In a landscape more genre-less than ever, it’s the seamless, at-times effortless blending of disparate sounds that guides „AFTERMATH“ on a hyper-modern tour through musical styles – steadied by the pop-punk energy that’s won Belmont legions fans on tours.
The opening strains of album kick-off “Fully Sent” – trilling trap drums buoyed by a distorted vocal sample – will leave listeners wondering if they in fact chose the right record, before all doubts are calmed as the band careen into punishing breakdowns, biting vocals and intricate guitar leads.
The ethereal pop-punk bounce of “What I Lack” recalls their earliest material, now updated with a sleeker sheen. These electronic-heavy moments bubbled over on the band’s 2021 Bowser’s Mixtape EP (featuring the nu-metal mosher “Pain Now” and Chicago drill-influenced “Bowser’s Castle”, both of which appear here) and are now set to serve up „AFTERMATH“’s 12 tracks as a blueprint for other forward-thinking acts.
And then there’s “Country Girl”, certainly the most un-Belmont song to date, sure to turn heads among new and established listeners alike with its unapologetically pop-meets-metal-meets-country identity and in-character storytelling.

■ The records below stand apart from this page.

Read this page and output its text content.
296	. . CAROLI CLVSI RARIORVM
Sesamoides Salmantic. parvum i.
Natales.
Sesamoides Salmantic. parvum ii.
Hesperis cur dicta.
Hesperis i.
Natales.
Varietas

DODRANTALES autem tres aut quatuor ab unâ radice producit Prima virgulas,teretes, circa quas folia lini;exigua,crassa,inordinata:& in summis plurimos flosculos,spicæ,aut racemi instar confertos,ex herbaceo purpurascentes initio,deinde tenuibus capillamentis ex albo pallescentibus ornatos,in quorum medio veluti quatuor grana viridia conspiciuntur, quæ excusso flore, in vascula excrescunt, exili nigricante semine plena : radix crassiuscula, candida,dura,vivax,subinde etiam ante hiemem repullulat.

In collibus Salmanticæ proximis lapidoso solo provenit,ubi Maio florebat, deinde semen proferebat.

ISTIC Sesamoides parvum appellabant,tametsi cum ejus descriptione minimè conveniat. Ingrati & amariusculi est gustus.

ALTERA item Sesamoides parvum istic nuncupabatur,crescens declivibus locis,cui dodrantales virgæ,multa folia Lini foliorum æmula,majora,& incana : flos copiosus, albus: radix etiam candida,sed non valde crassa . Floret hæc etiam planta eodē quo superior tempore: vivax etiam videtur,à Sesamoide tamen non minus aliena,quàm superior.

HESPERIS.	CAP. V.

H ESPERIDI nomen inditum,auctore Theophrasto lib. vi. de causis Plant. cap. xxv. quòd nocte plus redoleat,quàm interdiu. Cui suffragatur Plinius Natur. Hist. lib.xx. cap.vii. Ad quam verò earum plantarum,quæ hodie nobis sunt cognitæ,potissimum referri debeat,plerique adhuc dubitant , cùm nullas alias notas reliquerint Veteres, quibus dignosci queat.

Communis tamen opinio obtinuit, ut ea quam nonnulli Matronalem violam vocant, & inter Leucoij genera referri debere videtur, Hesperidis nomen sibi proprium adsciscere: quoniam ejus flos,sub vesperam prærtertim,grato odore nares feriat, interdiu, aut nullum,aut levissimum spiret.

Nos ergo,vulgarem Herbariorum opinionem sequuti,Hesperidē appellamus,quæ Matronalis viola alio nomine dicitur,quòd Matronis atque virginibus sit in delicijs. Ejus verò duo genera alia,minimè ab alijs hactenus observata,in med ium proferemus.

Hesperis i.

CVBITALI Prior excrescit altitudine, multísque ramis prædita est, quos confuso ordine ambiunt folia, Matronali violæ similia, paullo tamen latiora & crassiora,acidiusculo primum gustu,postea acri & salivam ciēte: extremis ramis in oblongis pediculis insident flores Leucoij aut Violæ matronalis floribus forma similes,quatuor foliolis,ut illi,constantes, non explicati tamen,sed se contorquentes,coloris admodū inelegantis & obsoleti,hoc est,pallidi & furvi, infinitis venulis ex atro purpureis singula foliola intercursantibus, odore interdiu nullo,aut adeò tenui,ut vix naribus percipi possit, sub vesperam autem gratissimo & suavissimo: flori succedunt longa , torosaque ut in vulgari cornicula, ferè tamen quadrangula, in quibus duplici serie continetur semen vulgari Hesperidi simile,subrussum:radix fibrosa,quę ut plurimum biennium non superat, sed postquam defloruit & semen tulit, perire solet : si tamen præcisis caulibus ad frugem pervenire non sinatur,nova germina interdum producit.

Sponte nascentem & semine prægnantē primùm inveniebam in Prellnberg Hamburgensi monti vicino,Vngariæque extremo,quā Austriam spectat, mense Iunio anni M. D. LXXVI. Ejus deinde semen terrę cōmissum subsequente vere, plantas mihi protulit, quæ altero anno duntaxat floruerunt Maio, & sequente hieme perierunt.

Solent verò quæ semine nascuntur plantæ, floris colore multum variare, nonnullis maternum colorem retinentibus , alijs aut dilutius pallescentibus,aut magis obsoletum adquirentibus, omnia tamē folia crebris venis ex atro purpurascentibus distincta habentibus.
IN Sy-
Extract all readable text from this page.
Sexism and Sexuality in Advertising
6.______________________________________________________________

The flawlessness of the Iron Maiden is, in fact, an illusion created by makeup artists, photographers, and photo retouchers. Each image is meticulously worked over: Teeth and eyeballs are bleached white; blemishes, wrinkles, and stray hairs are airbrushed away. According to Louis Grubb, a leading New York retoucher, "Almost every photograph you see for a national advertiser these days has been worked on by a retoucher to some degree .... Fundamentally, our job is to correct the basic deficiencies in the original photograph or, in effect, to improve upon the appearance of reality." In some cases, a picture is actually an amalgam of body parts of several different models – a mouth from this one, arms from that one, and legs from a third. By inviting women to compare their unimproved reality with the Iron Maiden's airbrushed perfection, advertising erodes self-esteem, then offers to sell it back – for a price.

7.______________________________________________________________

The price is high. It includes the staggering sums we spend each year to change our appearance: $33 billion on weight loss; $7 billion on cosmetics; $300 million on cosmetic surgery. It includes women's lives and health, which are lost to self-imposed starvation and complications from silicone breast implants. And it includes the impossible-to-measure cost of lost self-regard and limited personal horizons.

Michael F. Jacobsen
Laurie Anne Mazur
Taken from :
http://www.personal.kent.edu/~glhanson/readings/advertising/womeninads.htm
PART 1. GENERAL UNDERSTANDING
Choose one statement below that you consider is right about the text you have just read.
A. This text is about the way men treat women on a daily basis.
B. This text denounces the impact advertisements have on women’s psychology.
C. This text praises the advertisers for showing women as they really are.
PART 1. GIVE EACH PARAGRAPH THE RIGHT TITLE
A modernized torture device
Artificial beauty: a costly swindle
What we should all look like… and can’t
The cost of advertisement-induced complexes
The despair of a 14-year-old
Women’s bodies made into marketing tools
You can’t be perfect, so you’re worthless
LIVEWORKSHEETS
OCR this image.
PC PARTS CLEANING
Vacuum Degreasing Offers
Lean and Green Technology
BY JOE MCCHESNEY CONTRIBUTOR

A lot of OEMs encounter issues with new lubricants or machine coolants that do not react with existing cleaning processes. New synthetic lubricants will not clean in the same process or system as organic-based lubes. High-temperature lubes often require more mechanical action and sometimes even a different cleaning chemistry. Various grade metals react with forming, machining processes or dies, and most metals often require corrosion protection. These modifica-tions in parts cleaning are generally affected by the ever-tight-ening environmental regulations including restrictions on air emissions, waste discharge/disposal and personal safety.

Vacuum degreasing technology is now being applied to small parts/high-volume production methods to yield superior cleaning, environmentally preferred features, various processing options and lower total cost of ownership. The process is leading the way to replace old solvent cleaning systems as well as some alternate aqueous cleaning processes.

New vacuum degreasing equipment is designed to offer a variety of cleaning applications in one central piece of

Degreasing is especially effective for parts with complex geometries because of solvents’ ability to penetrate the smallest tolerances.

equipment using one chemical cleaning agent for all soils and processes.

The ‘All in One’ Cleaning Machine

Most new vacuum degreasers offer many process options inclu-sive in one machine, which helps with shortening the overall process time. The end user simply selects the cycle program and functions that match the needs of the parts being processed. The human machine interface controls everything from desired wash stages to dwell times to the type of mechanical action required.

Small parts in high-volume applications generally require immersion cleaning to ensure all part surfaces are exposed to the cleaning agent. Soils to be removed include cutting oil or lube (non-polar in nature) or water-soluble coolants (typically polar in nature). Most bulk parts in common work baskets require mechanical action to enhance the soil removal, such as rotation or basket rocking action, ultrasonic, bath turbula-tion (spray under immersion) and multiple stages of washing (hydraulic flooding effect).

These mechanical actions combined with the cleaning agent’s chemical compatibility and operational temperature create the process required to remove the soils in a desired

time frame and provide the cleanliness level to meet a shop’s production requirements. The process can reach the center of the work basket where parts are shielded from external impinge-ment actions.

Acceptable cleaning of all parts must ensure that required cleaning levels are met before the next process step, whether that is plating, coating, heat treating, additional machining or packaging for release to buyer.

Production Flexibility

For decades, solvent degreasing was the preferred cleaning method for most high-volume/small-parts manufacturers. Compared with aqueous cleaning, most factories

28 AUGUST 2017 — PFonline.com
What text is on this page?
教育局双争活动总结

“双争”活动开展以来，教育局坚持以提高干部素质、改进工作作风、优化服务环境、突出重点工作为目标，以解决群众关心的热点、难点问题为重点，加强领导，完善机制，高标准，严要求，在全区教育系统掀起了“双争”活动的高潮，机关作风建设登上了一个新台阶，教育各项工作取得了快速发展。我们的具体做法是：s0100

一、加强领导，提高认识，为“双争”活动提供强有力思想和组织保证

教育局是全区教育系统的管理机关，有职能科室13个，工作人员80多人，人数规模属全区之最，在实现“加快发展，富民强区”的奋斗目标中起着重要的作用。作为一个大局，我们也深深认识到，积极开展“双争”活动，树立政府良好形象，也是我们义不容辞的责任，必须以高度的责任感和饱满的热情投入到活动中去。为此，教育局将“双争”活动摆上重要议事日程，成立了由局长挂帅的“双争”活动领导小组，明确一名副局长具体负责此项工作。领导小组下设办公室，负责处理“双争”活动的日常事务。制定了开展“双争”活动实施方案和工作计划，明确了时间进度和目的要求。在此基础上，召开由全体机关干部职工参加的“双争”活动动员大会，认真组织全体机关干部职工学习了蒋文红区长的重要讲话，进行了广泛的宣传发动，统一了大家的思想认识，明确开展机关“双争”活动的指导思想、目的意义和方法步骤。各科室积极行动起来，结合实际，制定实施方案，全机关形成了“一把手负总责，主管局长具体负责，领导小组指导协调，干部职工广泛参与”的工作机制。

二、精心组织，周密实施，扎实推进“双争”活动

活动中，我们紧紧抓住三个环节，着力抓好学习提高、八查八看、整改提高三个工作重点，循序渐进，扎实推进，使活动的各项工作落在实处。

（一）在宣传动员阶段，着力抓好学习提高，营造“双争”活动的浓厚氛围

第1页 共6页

“I started writing it as a meme, thinking ‘F!@K it. Who cares what other people think?’” Johnson remembers with a laugh. “I thought everyone would hate it, but Andrew Wade took a big interest in it. He’s actually big into folk and country music, so he was super stoked to finally put banjo on a song”.
In a way, it’s the joyous absurdity of a song like this that serves as the truest representation of where Belmont are as artists in 2021, completely uninterested in doing anything but what moves them. The songs on „AFTERMATH“ aren’t jokes – at times they’re deathly serious – but they’re all underwritten with a spirit of excitement that ultimately makes the album as much of a blast to listen to as it was for the trio to create it.
“There’s a lot of serious stuff on this album … it’s personal and vulnerable and hopefully people can relate to it. But at the same time, the process of making it taught us to remember to have fun”, says Johnson.
“All our influences are here, and we put them into one big melting pot,” Lada adds. “More than anything, I just hope this album inspires people to give less of a fuck and instead do whatever they want”.